I am not sure how you were with that, but many, many people had a reverse racism effect... Obama wasn't a politician in their eyes but a black guy (who we wooowooo consider equal). It worked fantastically for him.
Cite that right now. I want poll data, Bradley effect factoring and proof you're not bull****ting, because you're bull****ting.
Actually I'm going to spend a while dissecting this post and the misconceptions in it right now.
Obama's victory was forecast months in advance. There was little to no doubt he would win the presidency by anyone who actually understands political science. Most of the narrative you hear in the media, regarding campaigns, 'momentum', that kind of stuff, is just window dressing.
Presidental elections are predicted using what is called a fundamentals model. This model doesn't care about the name of the incumbent and the challenger. It doesn't really care which party they belong to. It doesn't care about how they campaign,
unless they make a really serious gaffe. And it apparently doesn't care about the race of the candidates, either.

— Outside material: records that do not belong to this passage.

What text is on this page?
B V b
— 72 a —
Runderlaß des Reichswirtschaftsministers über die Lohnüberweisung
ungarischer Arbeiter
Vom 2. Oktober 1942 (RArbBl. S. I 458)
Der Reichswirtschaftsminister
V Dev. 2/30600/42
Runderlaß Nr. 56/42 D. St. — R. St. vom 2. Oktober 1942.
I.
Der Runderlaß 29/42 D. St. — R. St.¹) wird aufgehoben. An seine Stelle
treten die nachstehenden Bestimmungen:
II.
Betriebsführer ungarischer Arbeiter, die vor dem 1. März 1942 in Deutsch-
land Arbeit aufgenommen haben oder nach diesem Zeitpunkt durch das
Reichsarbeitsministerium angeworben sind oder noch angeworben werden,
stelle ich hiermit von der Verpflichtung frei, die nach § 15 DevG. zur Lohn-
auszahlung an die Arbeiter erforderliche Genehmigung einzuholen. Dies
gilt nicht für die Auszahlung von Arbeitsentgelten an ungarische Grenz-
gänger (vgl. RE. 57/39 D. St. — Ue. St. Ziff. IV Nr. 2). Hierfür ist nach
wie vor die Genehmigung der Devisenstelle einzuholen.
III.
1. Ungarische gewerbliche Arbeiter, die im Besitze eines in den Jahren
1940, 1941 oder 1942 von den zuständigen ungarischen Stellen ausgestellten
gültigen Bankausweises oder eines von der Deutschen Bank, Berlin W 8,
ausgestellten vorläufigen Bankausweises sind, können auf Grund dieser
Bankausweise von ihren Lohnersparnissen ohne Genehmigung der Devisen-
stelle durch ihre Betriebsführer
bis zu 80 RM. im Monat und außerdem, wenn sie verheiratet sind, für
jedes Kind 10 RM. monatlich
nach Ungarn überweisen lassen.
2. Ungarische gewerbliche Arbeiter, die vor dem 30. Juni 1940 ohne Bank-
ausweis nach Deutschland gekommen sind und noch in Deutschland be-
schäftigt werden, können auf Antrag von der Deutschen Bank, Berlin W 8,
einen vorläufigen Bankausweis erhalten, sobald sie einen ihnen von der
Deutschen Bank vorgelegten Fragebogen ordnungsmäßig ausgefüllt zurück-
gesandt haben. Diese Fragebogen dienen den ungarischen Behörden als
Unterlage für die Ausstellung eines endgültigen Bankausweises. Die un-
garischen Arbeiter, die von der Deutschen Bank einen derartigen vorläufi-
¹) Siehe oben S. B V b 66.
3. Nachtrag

All it cares about is the state of the economy, the nation's wartime/peacetime status, and a few other variables.
Obama's margin of victory was called within a percentage point. Race didn't factor heavily into it; it certainly didn't work 'very, very well' for him. If it had, it would have been detected. The data we have suggests that race in fact worked much more heavily
against Obama in the primaries than sex did against Clinton.
Furthermore, the term 'reverse racism', which you so casually rolled out here, is a misnomer which you should purge from your vocabulary. Discrimination along racial lines is racism, whether it's preference for blacks or preference for whites. There's very little you can do that's more effective at getting you laughed out of a scientific discussion of race.
If you need further sourcing I have three MIT political science professors within ten second's walk from my desk.